On the suppression of sign language.

What Bell failed to realize, or chose not to see, was that for many deaf people, the nineteenth century was far from a time of solitude. The first school for deaf people in America was founded in 1817 by Laurent Clerc and Thomas Gallaudet in what has become an origin myth for the American Deaf community. In the U.K., where I’m from, numerous schools for deaf people opened across the country throughout the 1800s, as well as across Europe more widely. These schools primarily used signed languages as the language of instruction. This was a time of emergence for Deaf culture as deaf people came together, in large numbers, for the first time. As the century rolled on, Deaf churches, Deaf associations, and Deaf newspapers were founded. When I started researching A Sign of Her Own, I was fascinated by these networks and connections. The more I looked, the more instances I found. In 1886, for example, an amateur Deaf theater group in London staged a performance of Hamlet in sign language for an audience of 600. Bell himself learned some sign language when visiting the larger schools in the States, so he would have been aware of this growing sense of collective consciousness amongst deaf people. Nonetheless, he concluded that lipreading and speech were the preferred routes for the deaf child.

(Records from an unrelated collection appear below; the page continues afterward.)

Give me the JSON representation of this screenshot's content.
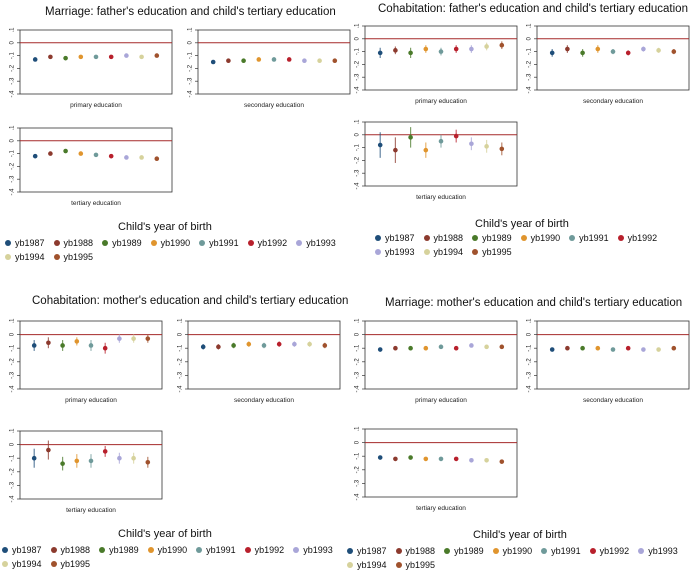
{
  "legend": {
    "title": "Child's year of birth",
    "items": [
      {
        "label": "yb1987",
        "color": "#1f4e79"
      },
      {
        "label": "yb1988",
        "color": "#8c3a2e"
      },
      {
        "label": "yb1989",
        "color": "#4a7a2a"
      },
      {
        "label": "yb1990",
        "color": "#e0952e"
      },
      {
        "label": "yb1991",
        "color": "#6f9a9a"
      },
      {
        "label": "yb1992",
        "color": "#b8202c"
      },
      {
        "label": "yb1993",
        "color": "#a9a6d8"
      },
      {
        "label": "yb1994",
        "color": "#d6d29c"
      },
      {
        "label": "yb1995",
        "color": "#a0522d"
      }
    ]
  },
  "chart_data": [
    {
      "type": "scatter",
      "title": "Marriage: father's education and child's tertiary education",
      "y_ticks": [
        ".1",
        "0",
        "-.1",
        "-.2",
        "-.3",
        "-.4"
      ],
      "ylim": [
        -0.4,
        0.1
      ],
      "reference_line": 0,
      "series_names": [
        "yb1987",
        "yb1988",
        "yb1989",
        "yb1990",
        "yb1991",
        "yb1992",
        "yb1993",
        "yb1994",
        "yb1995"
      ],
      "panels": [
        {
          "xlabel": "primary education",
          "values": [
            -0.13,
            -0.11,
            -0.12,
            -0.11,
            -0.11,
            -0.11,
            -0.1,
            -0.11,
            -0.1
          ],
          "ci": [
            0.01,
            0.01,
            0.01,
            0.01,
            0.01,
            0.01,
            0.01,
            0.01,
            0.01
          ]
        },
        {
          "xlabel": "secondary education",
          "values": [
            -0.15,
            -0.14,
            -0.14,
            -0.13,
            -0.13,
            -0.13,
            -0.14,
            -0.14,
            -0.14
          ],
          "ci": [
            0.01,
            0.01,
            0.01,
            0.01,
            0.01,
            0.01,
            0.01,
            0.01,
            0.01
          ]
        },
        {
          "xlabel": "tertiary education",
          "values": [
            -0.12,
            -0.1,
            -0.08,
            -0.1,
            -0.11,
            -0.12,
            -0.13,
            -0.13,
            -0.14
          ],
          "ci": [
            0.01,
            0.01,
            0.01,
            0.01,
            0.01,
            0.01,
            0.01,
            0.01,
            0.01
          ]
        }
      ]
    },
    {
      "type": "scatter",
      "title": "Cohabitation: father's education and child's tertiary education",
      "y_ticks": [
        ".1",
        "0",
        "-.1",
        "-.2",
        "-.3",
        "-.4"
      ],
      "ylim": [
        -0.4,
        0.1
      ],
      "reference_line": 0,
      "series_names": [
        "yb1987",
        "yb1988",
        "yb1989",
        "yb1990",
        "yb1991",
        "yb1992",
        "yb1993",
        "yb1994",
        "yb1995"
      ],
      "panels": [
        {
          "xlabel": "primary education",
          "values": [
            -0.11,
            -0.09,
            -0.11,
            -0.08,
            -0.1,
            -0.08,
            -0.08,
            -0.06,
            -0.05
          ],
          "ci": [
            0.04,
            0.03,
            0.04,
            0.03,
            0.03,
            0.03,
            0.03,
            0.03,
            0.03
          ]
        },
        {
          "xlabel": "secondary education",
          "values": [
            -0.11,
            -0.08,
            -0.11,
            -0.08,
            -0.1,
            -0.11,
            -0.08,
            -0.09,
            -0.1
          ],
          "ci": [
            0.03,
            0.03,
            0.03,
            0.03,
            0.02,
            0.02,
            0.02,
            0.02,
            0.02
          ]
        },
        {
          "xlabel": "tertiary education",
          "values": [
            -0.08,
            -0.12,
            -0.02,
            -0.12,
            -0.05,
            -0.01,
            -0.07,
            -0.09,
            -0.11
          ],
          "ci": [
            0.1,
            0.1,
            0.08,
            0.06,
            0.05,
            0.05,
            0.05,
            0.05,
            0.05
          ]
        }
      ]
    },
    {
      "type": "scatter",
      "title": "Cohabitation: mother's education and child's tertiary education",
      "y_ticks": [
        ".1",
        "0",
        "-.1",
        "-.2",
        "-.3",
        "-.4"
      ],
      "ylim": [
        -0.4,
        0.1
      ],
      "reference_line": 0,
      "series_names": [
        "yb1987",
        "yb1988",
        "yb1989",
        "yb1990",
        "yb1991",
        "yb1992",
        "yb1993",
        "yb1994",
        "yb1995"
      ],
      "panels": [
        {
          "xlabel": "primary education",
          "values": [
            -0.08,
            -0.06,
            -0.08,
            -0.05,
            -0.08,
            -0.1,
            -0.03,
            -0.03,
            -0.03
          ],
          "ci": [
            0.04,
            0.04,
            0.04,
            0.03,
            0.04,
            0.04,
            0.03,
            0.03,
            0.03
          ]
        },
        {
          "xlabel": "secondary education",
          "values": [
            -0.09,
            -0.09,
            -0.08,
            -0.07,
            -0.08,
            -0.07,
            -0.07,
            -0.07,
            -0.08
          ],
          "ci": [
            0.02,
            0.02,
            0.02,
            0.02,
            0.02,
            0.02,
            0.02,
            0.02,
            0.02
          ]
        },
        {
          "xlabel": "tertiary education",
          "values": [
            -0.1,
            -0.04,
            -0.14,
            -0.12,
            -0.12,
            -0.05,
            -0.1,
            -0.1,
            -0.13
          ],
          "ci": [
            0.07,
            0.07,
            0.05,
            0.05,
            0.05,
            0.04,
            0.04,
            0.04,
            0.04
          ]
        }
      ]
    },
    {
      "type": "scatter",
      "title": "Marriage: mother's education and child's tertiary education",
      "y_ticks": [
        ".1",
        "0",
        "-.1",
        "-.2",
        "-.3",
        "-.4"
      ],
      "ylim": [
        -0.4,
        0.1
      ],
      "reference_line": 0,
      "series_names": [
        "yb1987",
        "yb1988",
        "yb1989",
        "yb1990",
        "yb1991",
        "yb1992",
        "yb1993",
        "yb1994",
        "yb1995"
      ],
      "panels": [
        {
          "xlabel": "primary education",
          "values": [
            -0.11,
            -0.1,
            -0.1,
            -0.1,
            -0.09,
            -0.1,
            -0.08,
            -0.09,
            -0.09
          ],
          "ci": [
            0.015,
            0.015,
            0.015,
            0.015,
            0.015,
            0.015,
            0.015,
            0.015,
            0.015
          ]
        },
        {
          "xlabel": "secondary education",
          "values": [
            -0.11,
            -0.1,
            -0.1,
            -0.1,
            -0.11,
            -0.1,
            -0.11,
            -0.11,
            -0.1
          ],
          "ci": [
            0.01,
            0.01,
            0.01,
            0.01,
            0.01,
            0.01,
            0.01,
            0.01,
            0.01
          ]
        },
        {
          "xlabel": "tertiary education",
          "values": [
            -0.11,
            -0.12,
            -0.11,
            -0.12,
            -0.12,
            -0.12,
            -0.13,
            -0.13,
            -0.14
          ],
          "ci": [
            0.01,
            0.01,
            0.01,
            0.01,
            0.01,
            0.01,
            0.01,
            0.01,
            0.01
          ]
        }
      ]
    }
  ]
}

Bell’s concerns about deaf people’s education reflect mainstream anxieties emerging in the second half of the century. Some of these anxieties can be seen as a reaction to deaf people’s lack of solitude; in their preference to associate with each other. In the States, deaf people’s “difference” became embroiled in alarmist views over a perceived increase in immigration and what this meant for national culture and identity. Anxieties also arose in light of Darwin’s new theory of evolution, and what distinguished humans from primates. In an era increasingly concerned with progress, the oralists decreed speech to be the chief attainment of human evolution. Bell was also interested in the early eugenics of the time and wrote a paper warning that deaf people’s association with each other would lead to a “deaf race.” Though he later backtracked on some of his public recommendations that deaf people shouldn’t intermarry, he remained involved in eugenics committees and continued to campaign for speech training as the route by which deaf people would learn to socialize with hearing people, meaning they would be less likely to associate with one another.